A financially oppressed university graduate is going to court so she can have her right to declare bankruptcy and be free of her student loan obligations. Her contention is that the law that forbids declaring bankruptcy on student loans is in violation of the charter of rights and freedoms. She has significant support from the university community across Canada.

We can probably argue forever whether she is justified or not in her position, but one argument does need to be addressed: if she is successful, how will future university students find funding?

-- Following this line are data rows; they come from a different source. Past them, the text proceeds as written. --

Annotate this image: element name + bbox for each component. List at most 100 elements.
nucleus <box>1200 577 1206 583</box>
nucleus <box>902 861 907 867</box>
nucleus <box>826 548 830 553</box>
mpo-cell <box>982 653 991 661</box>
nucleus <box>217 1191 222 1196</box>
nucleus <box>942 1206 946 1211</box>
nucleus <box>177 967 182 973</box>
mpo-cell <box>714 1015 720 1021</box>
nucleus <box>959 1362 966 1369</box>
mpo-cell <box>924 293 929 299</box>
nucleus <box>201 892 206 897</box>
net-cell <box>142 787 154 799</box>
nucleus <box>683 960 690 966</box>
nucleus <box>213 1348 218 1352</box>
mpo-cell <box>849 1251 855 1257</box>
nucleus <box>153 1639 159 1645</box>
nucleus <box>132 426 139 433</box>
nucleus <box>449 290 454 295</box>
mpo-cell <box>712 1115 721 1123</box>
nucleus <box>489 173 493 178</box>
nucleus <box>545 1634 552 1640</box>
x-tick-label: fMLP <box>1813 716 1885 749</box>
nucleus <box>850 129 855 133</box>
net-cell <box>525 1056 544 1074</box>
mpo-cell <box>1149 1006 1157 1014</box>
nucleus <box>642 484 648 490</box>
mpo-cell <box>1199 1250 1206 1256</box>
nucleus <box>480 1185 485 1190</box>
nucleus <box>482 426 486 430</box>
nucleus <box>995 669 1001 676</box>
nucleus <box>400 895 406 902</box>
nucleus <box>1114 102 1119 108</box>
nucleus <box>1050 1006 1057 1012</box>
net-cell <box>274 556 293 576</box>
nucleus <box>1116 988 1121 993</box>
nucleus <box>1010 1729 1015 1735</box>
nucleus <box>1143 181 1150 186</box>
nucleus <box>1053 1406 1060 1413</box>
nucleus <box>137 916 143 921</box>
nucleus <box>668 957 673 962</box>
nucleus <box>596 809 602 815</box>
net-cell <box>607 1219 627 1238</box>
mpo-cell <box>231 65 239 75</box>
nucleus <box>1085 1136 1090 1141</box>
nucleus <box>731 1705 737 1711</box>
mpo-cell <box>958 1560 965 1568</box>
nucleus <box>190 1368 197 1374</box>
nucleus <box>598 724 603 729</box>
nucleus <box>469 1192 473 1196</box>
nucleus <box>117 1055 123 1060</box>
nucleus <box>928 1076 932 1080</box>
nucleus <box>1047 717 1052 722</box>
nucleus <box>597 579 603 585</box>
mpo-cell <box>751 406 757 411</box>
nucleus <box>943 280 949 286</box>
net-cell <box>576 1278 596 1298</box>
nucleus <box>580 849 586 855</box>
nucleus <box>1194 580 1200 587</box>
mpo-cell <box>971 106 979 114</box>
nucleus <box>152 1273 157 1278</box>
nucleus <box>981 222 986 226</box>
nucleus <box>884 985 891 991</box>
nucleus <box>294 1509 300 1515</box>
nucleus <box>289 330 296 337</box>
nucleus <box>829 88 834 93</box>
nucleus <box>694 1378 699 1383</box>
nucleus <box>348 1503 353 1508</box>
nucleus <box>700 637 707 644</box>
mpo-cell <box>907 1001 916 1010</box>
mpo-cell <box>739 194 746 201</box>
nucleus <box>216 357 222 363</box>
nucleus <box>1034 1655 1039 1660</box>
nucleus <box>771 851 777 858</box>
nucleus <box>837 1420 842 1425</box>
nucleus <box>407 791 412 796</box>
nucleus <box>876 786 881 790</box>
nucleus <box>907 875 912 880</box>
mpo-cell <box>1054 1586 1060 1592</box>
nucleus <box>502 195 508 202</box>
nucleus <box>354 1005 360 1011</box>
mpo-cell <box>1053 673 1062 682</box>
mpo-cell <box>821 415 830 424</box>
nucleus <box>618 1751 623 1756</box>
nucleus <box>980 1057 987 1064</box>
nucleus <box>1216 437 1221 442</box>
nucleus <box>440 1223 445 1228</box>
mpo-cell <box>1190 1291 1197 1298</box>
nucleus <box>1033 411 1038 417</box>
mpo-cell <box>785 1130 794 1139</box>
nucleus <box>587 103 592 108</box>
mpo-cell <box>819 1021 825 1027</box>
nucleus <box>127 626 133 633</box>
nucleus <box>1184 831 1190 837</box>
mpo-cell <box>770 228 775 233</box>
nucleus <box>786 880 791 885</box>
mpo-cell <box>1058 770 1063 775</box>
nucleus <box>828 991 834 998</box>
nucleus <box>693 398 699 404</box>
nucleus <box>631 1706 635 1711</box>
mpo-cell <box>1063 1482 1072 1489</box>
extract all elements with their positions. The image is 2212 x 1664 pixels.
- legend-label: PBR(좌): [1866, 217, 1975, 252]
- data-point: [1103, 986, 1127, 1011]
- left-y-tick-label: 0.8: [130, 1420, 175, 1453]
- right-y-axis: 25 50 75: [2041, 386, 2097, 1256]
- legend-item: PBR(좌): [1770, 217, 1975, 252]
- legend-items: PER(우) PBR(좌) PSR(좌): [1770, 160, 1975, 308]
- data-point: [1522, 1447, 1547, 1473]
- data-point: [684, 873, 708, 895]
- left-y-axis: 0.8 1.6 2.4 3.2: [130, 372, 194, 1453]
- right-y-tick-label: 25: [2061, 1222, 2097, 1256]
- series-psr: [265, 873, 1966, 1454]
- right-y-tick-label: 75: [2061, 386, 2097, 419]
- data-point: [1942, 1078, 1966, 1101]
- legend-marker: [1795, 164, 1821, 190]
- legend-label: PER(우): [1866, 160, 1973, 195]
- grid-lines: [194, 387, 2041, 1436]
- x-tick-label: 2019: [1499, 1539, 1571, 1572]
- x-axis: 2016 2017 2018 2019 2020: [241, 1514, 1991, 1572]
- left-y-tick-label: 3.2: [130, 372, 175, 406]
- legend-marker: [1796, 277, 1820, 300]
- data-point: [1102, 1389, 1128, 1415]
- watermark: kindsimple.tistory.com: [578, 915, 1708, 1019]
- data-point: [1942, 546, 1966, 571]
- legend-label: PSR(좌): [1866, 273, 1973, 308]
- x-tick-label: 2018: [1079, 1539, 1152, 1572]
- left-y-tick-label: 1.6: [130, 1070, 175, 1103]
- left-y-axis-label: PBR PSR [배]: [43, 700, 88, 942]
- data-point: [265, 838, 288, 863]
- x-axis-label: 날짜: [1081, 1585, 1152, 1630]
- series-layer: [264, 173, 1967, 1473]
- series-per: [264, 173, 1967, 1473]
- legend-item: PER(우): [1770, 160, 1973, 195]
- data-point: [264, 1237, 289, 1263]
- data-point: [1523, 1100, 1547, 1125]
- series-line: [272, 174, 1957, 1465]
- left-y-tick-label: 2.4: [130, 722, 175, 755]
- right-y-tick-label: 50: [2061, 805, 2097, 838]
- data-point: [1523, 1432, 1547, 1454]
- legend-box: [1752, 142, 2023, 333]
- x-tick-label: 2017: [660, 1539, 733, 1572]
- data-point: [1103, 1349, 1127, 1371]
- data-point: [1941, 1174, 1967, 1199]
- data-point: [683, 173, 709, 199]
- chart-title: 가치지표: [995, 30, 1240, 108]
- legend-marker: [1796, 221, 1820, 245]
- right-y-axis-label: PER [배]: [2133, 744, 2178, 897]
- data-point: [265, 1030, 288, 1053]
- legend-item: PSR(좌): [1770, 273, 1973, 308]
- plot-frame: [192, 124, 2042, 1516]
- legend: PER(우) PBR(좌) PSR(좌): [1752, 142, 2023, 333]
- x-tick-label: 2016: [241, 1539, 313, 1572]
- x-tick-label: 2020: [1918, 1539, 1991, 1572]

It does not take a university degree to see that if she does get her way; financial institutions are going to back away from loaning students money in the future. Why should they take the risk that 75% or 50% or even 25% of students will take advantage of such a legal precedent to relieve themselves of their loans? Students who do not have the wealth to pay for their education but have the ethics to live up to their obligations will not be able to find financing. In essence, they will not be able to go university. Is this what the challenger and her supporters to the existing rules want?

When I was going to university, I had the opportunity to work four months on the drilling rigs to pay for eight months of school. In those days, tuition took about two weeks of those wages.

Today, tuition takes about five weeks of a rig worker’s pay, which tells me the times are not the same even if a student can find a high paying job between semesters. Loans seem to be the only answer for middle class families to put their kids through university — or so it seems.

Sixteen years ago, I wrote a letter to Maclean’s magazine about how to fund university education. The editor liked my ideas enough to publish it, and many Canadians saw this idea. I suggested that the student enters into a contract with the university. From the university, the student would receive free tuition and perhaps room and board and perhaps even a small stipend. In return, the student would agree to pay a small percentage of his or her income directly to the university for the rest of his or her life.

The advantages of such a system are quite obvious. The student only needs to prove academic capabilities to stay in university and should graduate with few, if any, loans. Universities would have a sustainable source of funding within a generation and be free to build their programs and culture without government or corporate interference. And taxpayers in one jurisdiction will not be paying for the education of students who move their newly acquired education to benefit citizens of another jurisdiction.

Sixteen years later, far too many students still feel that government should pay for their entire education, and governments are still subsidizing banks to take student loans, and student loans are still somewhat oppressive for too many students when they do finally graduate. And although the student leaders, university leaders, and government leaders have changed faces many times, we are still having exactly the same debate we were having 16 years ago.

This is the peril of being an ordinary citizen. Common sense ideas are likely to go nowhere unless one wants to immerse oneself in the rough-and-tumble world of party politics or swim in a bloody pool of shark like careerists to gain influence. Why would we want to hand this kind of world to our grandchildren?